From the beginning of AIA proceedings, Petitioners that have lost at institution decision phase have tried using Mandamus to circumvent the statutory lack of appeal from institution decisions. Mylan Laboratories Ltd. v. Janssen Pharmaceutica, N.V., Case No. 2021-1071, Slip. Op. at 10 (Fed. Cir. Mar. 12, 2021). All have lost. Id. Which is no different than what was decided in Mylan. Id. at 13-14.
But here, the Court left a sliver of hope for appeals from institution decisions. After finding that filing of a Petition triggers a right to Mandamus review (Id. at 10), the Court set forth one way to overturn an institution decision: a colorable constitutional claim. Id. at 12. Mylan tried asserting three: (1) Fintiv should have been adopted through note-and-comment rulemaking not making a decision precedential, (2) Fintiv unlawfully shortens the limitations period for filing under35 U.S.C. § 315(b), and (3) the Fintiv standard was unconstitutionally applied. Id. at 10-11.

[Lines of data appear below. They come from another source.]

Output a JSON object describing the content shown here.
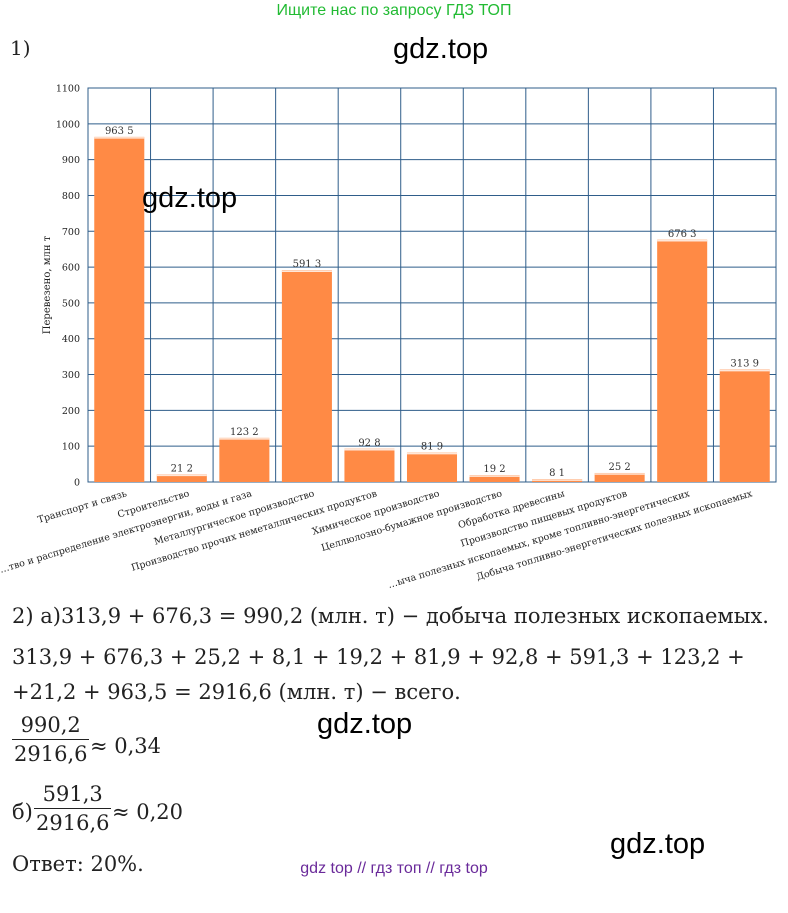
{
  "header": {
    "banner": "Ищите нас по запросу ГДЗ ТОП",
    "banner_color": "#22bb33"
  },
  "task": {
    "label": "1)"
  },
  "watermark": "gdz.top",
  "chart_data": {
    "type": "bar",
    "categories": [
      "Транспорт и связь",
      "Строительство",
      "…тво и распределение электроэнергии, воды и газа",
      "Металлургическое производство",
      "Производство прочих неметаллических продуктов",
      "Химическое производство",
      "Целлюлозно-бумажное производство",
      "Обработка древесины",
      "Производство пищевых продуктов",
      "…ыча полезных ископаемых, кроме топливно-энергетических",
      "Добыча топливно-энергетических полезных ископаемых"
    ],
    "values": [
      963.5,
      21.2,
      123.2,
      591.3,
      92.8,
      81.9,
      19.2,
      8.1,
      25.2,
      676.3,
      313.9
    ],
    "value_labels": [
      "963 5",
      "21 2",
      "123 2",
      "591 3",
      "92 8",
      "81 9",
      "19 2",
      "8 1",
      "25 2",
      "676 3",
      "313 9"
    ],
    "ylabel": "Перевезено, млн т",
    "ylim": [
      0,
      1100
    ],
    "yticks": [
      0,
      100,
      200,
      300,
      400,
      500,
      600,
      700,
      800,
      900,
      1000,
      1100
    ],
    "grid": true,
    "bar_color": "#ff8a45",
    "grid_color": "#2f5d8a"
  },
  "solution": {
    "line_a": "2) а)313,9 + 676,3 = 990,2 (млн. т) − добыча полезных ископаемых.",
    "line_sum1": "313,9 + 676,3 + 25,2 + 8,1 + 19,2 + 81,9 + 92,8 + 591,3 + 123,2 +",
    "line_sum2": "+21,2 + 963,5 = 2916,6 (млн. т) − всего.",
    "frac1_num": "990,2",
    "frac1_den": "2916,6",
    "frac1_result": "≈ 0,34",
    "b_label": "б)",
    "frac2_num": "591,3",
    "frac2_den": "2916,6",
    "frac2_result": "≈ 0,20",
    "answer": "Ответ: 20%."
  },
  "footer": {
    "text": "gdz top  //  гдз топ  //  гдз top",
    "color": "#6a2a9a"
  }
}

After providing hope, the Court quickly dashed it, stating, “it is difficult to imagine a mandamus petition that challenges a denial of institution and identifies a clear and indisputable right to relief.” Id. at 13. First, the Court held “[g]iven the limits on our reviewability, Mylan’s ultra vires argument cannot be a basis for granting the petition for mandamus.” Id. And “Mylan’s time bar argument under § 315(b) fails for the same reason.” Id. “Finally, Mylan fails to state a colorable claim for constitutional relief. It does not identify a deprivation of ‘life, liberty, [or] property’ so any procedural due process challenge is foreclosed.” Id.
In conclusion, the Court found “Mylan had no right for its petition to be considered without reference to the Teva litigation and no right to an IPR.” Id. Whether a party will find the perfect issue that meets the Court’s criteria in the future is still an open question.